In the US the gap in trust in news between liberals and conservatives has been growing since 2015. If liberal America were a country it would have similar trust levels to the Netherlands. Conservative Americans have lower trust rates than Greeks or South Koreans #DNR19 pic.twitter.com/obTopO9bjJ
— Antonis Kalogeropoulos (@antoniskalog) June 12, 2019
— The report looked at populism and attitudes about news. U.S. readers of this column should keep in mind that, as the researchers note, the U.S. is far more polarized along left–right lines than it is along populist–non-populist lines (the same is true, to a lesser extent, in the U.K.); it’s generally believed that for populism In countries like Germany, Spain, and Sweden, however, populist attitudes tend to be more concentrated on one side of the political spectrum or the other. Anyway, the researchers attempted to measure respondents’ populism like this:
We identified those with populist attitudes based on their belief in: (i) the existence of a “bad” elite and the “virtuous” people — two separate groups with competing interests, and (ii) the ultimate sovereignty of the will of the people (Pew Center 2018). We tapped the first dimension by asking people whether they agree (on a five-point scale ranging from “strongly disagree” to “strongly agree”) that “most elected officials don’t care what people like me think,” and the second by asking whether “the people should be asked whenever important decisions are taken.” For the purposes of the analysis here, those that selected “tend to agree” or “strongly agree” for both of these statements were placed in the “populist attitudes” group, with all other respondents placed in the “nonpopulist attitudes” group.

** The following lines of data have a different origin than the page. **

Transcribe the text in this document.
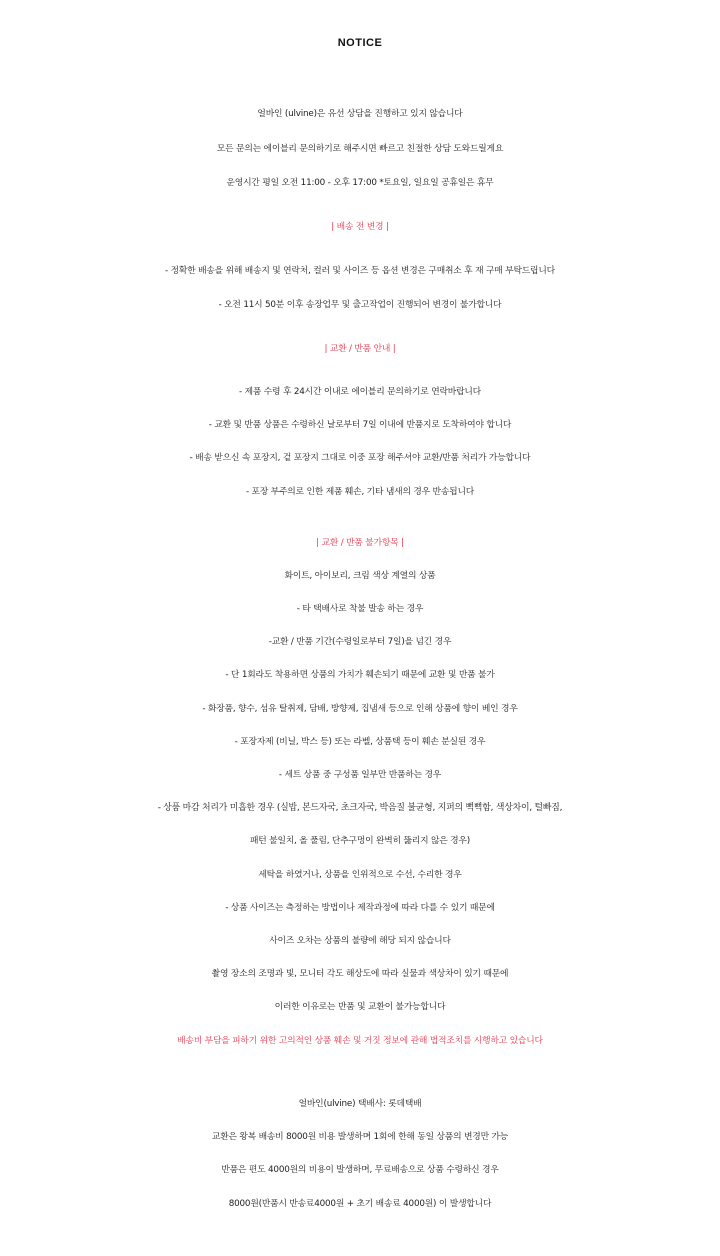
NOTICE
얼바인 (ulvine)은 유선 상담을 진행하고 있지 않습니다
모든 문의는 에이블리 문의하기로 해주시면 빠르고 친절한 상담 도와드릴게요
운영시간 평일 오전 11:00 - 오후 17:00 *토요일, 일요일 공휴일은 휴무
| 배송 전 변경 |
- 정확한 배송을 위해 배송지 및 연락처, 컬러 및 사이즈 등 옵션 변경은 구매취소 후 재 구매 부탁드립니다
- 오전 11시 50분 이후 송장업무 및 출고작업이 진행되어 변경이 불가합니다
| 교환 / 반품 안내 |
- 제품 수령 후 24시간 이내로 에이블리 문의하기로 연락바랍니다
- 교환 및 반품 상품은 수령하신 날로부터 7일 이내에 반품지로 도착하여야 합니다
- 배송 받으신 속 포장지, 겉 포장지 그대로 이중 포장 해주셔야 교환/반품 처리가 가능합니다
- 포장 부주의로 인한 제품 훼손, 기타 냄새의 경우 반송됩니다
| 교환 / 반품 불가항목 |
화이트, 아이보리, 크림 색상 계열의 상품
- 타 택배사로 착불 발송 하는 경우
-교환 / 반품 기간(수령일로부터 7일)을 넘긴 경우
- 단 1회라도 착용하면 상품의 가치가 훼손되기 때문에 교환 및 반품 불가
- 화장품, 향수, 섬유 탈취제, 담배, 방향제, 집냄새 등으로 인해 상품에 향이 베인 경우
- 포장자제 (비닐, 박스 등) 또는 라벨, 상품택 등이 훼손 분실된 경우
- 세트 상품 중 구성품 일부만 반품하는 경우
- 상품 마감 처리가 미흡한 경우 (실밥, 본드자국, 초크자국, 박음질 불균형, 지퍼의 뻑뻑함, 색상차이, 털빠짐,
패턴 불일치, 올 풀림, 단추구멍이 완벽히 뚫리지 않은 경우)
세탁을 하였거나, 상품을 인위적으로 수선, 수리한 경우
- 상품 사이즈는 측정하는 방법이나 제작과정에 따라 다를 수 있기 때문에
사이즈 오차는 상품의 불량에 해당 되지 않습니다
촬영 장소의 조명과 빛, 모니터 각도 해상도에 따라 실물과 색상차이 있기 때문에
이러한 이유로는 반품 및 교환이 불가능합니다
배송비 부담을 피하기 위한 고의적인 상품 훼손 및 거짓 정보에 관해 법적조치를 시행하고 있습니다
얼바인(ulvine) 택배사: 롯데택배
교환은 왕복 배송비 8000원 비용 발생하며 1회에 한해 동일 상품의 변경만 가능
반품은 편도 4000원의 비용이 발생하며, 무료배송으로 상품 수령하신 경우
8000원(반품시 반송료4000원 + 초기 배송료 4000원) 이 발생합니다
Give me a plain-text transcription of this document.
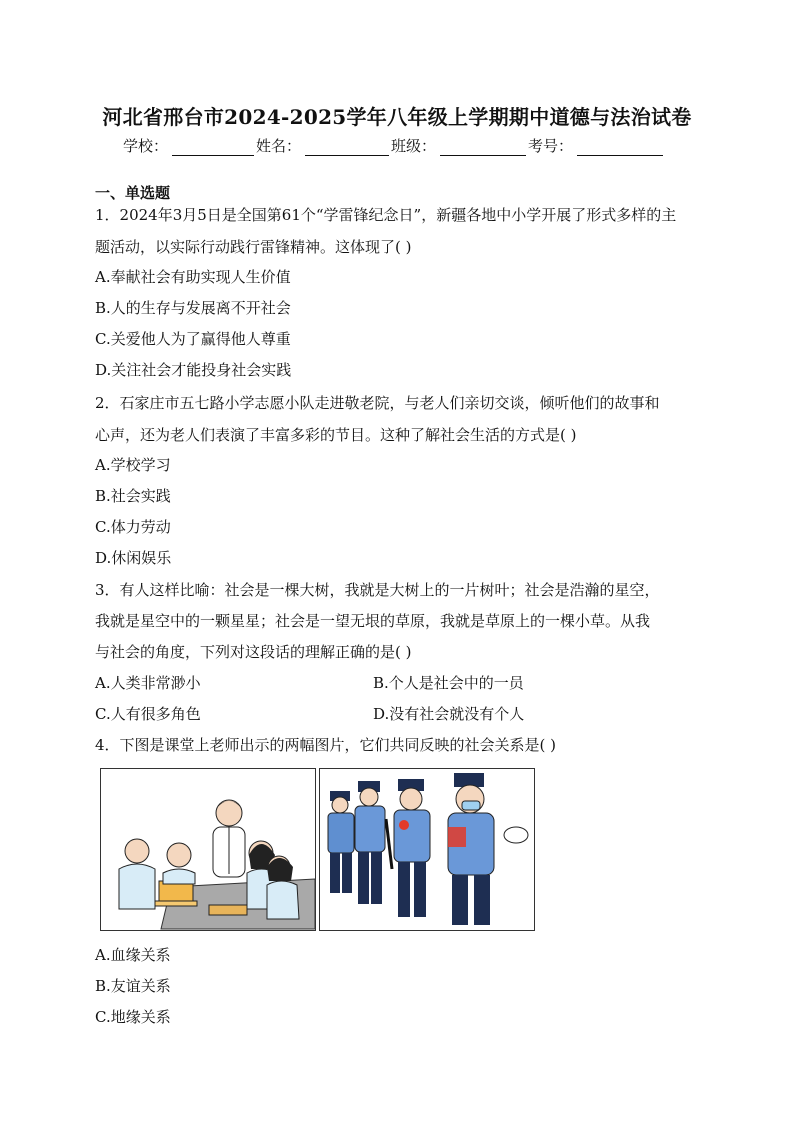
河北省邢台市2024-2025学年八年级上学期期中道德与法治试卷
学校：	姓名：	班级：	考号：
一、单选题
1．2024年3月5日是全国第61个“学雷锋纪念日”，新疆各地中小学开展了形式多样的主
题活动，以实际行动践行雷锋精神。这体现了( )
A.奉献社会有助实现人生价值
B.人的生存与发展离不开社会
C.关爱他人为了赢得他人尊重
D.关注社会才能投身社会实践
2．石家庄市五七路小学志愿小队走进敬老院，与老人们亲切交谈，倾听他们的故事和
心声，还为老人们表演了丰富多彩的节目。这种了解社会生活的方式是( )
A.学校学习
B.社会实践
C.体力劳动
D.休闲娱乐
3．有人这样比喻：社会是一棵大树，我就是大树上的一片树叶；社会是浩瀚的星空，
我就是星空中的一颗星星；社会是一望无垠的草原，我就是草原上的一棵小草。从我
与社会的角度，下列对这段话的理解正确的是( )
A.人类非常渺小	B.个人是社会中的一员
C.人有很多角色	D.没有社会就没有个人
4．下图是课堂上老师出示的两幅图片，它们共同反映的社会关系是( )
A.血缘关系
B.友谊关系
C.地缘关系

They found that “populists prefer to use television news compared with non-populists and are less likely to prefer online news. These data will support those who argue that the role of social media has been overplayed when explaining the rise of Donald Trump compared with the part played by supportive television networks like Fox News.”
Online news, however, is also important: The researchers found that people with populist attitudes are more likely to use Facebook for news, and “as a group, those with populist attitudes say they have started spending more time on Facebook in the past 12 months, whereas everyone else says they are spending less.”
Populists are also more active on social media. They share and comment on news more often than non-populists – both, in Europe and the US (with the exception of commenting in the US). 3/7 #DNR19 pic.twitter.com/cdyve0aqr8
— Richard Fletcher (@dragz) June 13, 2019
Because in both the U.S. and the U.K. “the extent of left–right polarization is greater than the level of populist polarization,” in these countries it’s probably more useful to look at people’s political preferences to determine the news they read, rather than whether they identify as populists. Here, for instance, are the news outlets people read in the U.S. — on a populist scale and on a left/right scale:
Here’s the U.K.:
The researchers also created some interesting maps showing news outlets along two dimensions — populist left and populist right. In the U.S. and UK:
The researchers write:
In the U.S., though there are some outlets with populist audiences — such as Fox and HuffPost — it is clear that the majority of outlets have audiences that are predominately non-populist left, such as The New York Times. It is also clear that none of the outlets we examined in the U.S. have audiences that are as skewed toward populists as in the U.K.